Lakota activist, spiritual leader to visit

Concert presentation to benefit interfaith youth trip to North Dakota

GUILFORD — When first approached by the Brattleboro Interfaith Youth to come to town for a concert presentation, Tiokasin Ghosthorse, an activist and spiritual leader of the Lakota People, was on his way to the annual Auschwitz/Birkenau recognition of victims of the Holocaust.

Ghosthorse survived both the “Reign of Terror” from 1972 to 1976 on the Pine Ridge, Rosebud, and Cheyenne River Lakota Reservations, and the U.S. Bureau of Indian Affairs boarding school and church missionary school systems designed to “kill the Indian and save the man” (a quote attributed to Richard Henry Pratt, who developed this model of cultural immersion and assimilation for the first Indian boarding school).

Politics for the Lakota is spiritual and is not separate from the rest of life. His words of Indigenous insight and global concern are offered though the experience of what he says is “one Lakota living in one world.”

He will offer a concert presentation at the Guilford Community Church, UCC, on Friday, Feb. 20, from 7 to 9 p.m. Admission is by donation, and all proceeds will go to fund an interfaith youth trip to South Dakota later this year.
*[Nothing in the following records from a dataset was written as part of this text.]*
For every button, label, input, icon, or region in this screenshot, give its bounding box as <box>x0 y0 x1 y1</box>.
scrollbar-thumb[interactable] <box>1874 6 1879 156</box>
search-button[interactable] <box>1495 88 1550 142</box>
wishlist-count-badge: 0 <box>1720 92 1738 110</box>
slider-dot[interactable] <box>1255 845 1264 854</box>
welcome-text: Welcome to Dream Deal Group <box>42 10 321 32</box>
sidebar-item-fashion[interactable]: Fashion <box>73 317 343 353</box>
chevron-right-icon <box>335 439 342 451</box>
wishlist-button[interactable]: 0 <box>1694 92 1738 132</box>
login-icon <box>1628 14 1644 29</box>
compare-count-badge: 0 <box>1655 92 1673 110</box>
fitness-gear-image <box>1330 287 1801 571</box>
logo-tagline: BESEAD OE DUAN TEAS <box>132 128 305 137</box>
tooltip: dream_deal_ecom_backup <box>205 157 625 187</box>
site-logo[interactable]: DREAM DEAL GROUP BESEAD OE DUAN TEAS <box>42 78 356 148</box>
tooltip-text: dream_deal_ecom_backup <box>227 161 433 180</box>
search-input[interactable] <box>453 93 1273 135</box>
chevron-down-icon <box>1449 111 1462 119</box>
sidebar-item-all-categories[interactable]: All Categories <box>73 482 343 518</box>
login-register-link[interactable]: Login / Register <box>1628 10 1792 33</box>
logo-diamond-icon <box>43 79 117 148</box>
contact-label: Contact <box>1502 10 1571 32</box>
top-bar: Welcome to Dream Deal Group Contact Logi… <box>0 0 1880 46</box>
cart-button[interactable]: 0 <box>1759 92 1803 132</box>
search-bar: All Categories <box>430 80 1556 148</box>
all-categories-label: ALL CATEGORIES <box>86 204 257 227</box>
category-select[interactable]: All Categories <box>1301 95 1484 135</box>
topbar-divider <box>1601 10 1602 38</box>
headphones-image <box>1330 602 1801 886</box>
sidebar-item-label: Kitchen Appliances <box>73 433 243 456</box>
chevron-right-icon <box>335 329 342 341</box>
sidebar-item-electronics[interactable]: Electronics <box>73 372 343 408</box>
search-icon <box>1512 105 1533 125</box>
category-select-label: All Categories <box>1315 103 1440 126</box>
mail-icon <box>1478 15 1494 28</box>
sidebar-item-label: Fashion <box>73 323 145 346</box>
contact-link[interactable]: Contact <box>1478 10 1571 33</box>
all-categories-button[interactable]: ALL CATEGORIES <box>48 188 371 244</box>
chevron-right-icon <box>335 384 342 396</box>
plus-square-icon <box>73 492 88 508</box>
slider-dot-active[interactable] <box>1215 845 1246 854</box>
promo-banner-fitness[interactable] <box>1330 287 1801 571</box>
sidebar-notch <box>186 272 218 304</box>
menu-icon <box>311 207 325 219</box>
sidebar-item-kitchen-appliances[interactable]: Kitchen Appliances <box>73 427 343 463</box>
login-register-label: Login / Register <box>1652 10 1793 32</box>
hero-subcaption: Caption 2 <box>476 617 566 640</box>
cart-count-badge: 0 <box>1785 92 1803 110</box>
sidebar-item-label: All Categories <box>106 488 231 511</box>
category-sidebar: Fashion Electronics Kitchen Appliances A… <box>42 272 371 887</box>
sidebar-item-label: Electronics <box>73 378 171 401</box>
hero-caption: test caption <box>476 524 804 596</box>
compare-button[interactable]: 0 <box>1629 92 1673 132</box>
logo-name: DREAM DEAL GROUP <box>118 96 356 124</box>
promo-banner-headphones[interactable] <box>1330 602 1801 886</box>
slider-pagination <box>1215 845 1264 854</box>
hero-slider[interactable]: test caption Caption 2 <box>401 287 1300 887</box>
The concert will be preceded by a “cabin fever” barbecue featuring barbecued chicken, cornbread, baked potatoes, coleslaw, and dessert. The cost is $10 per person and $5 for children.

The youth group, under the leadership of Rev. Lise Sparrow, will stay in Ghosthorse's hometown, La Plant, S.D., offering community service on local building projects and creating an afternoon summer camp for children of the town. Evenings will be spent with community members learning about local traditions and culture.

Ghosthorse has had a long history in Indigenous rights activism and advocacy, from the time he first spoke, as a teenager, at the United Nations in Geneva, Switzerland. He is also a master musician - one of the great exponents of the ancient red cedar Lakota flute - who plays traditional and contemporary music, using both Indigenous and European instruments.

He has been a major figure in preserving and reviving the cedar wood flute tradition and has combined spoken word and music in performances since childhood.

He performs worldwide and has been featured at the Cathedral of Saint John the Divine, Lincoln Center, Madison Square Garden, the Metropolitan Museum of Art and at the United Nations as well as at numerous universities and concert venues.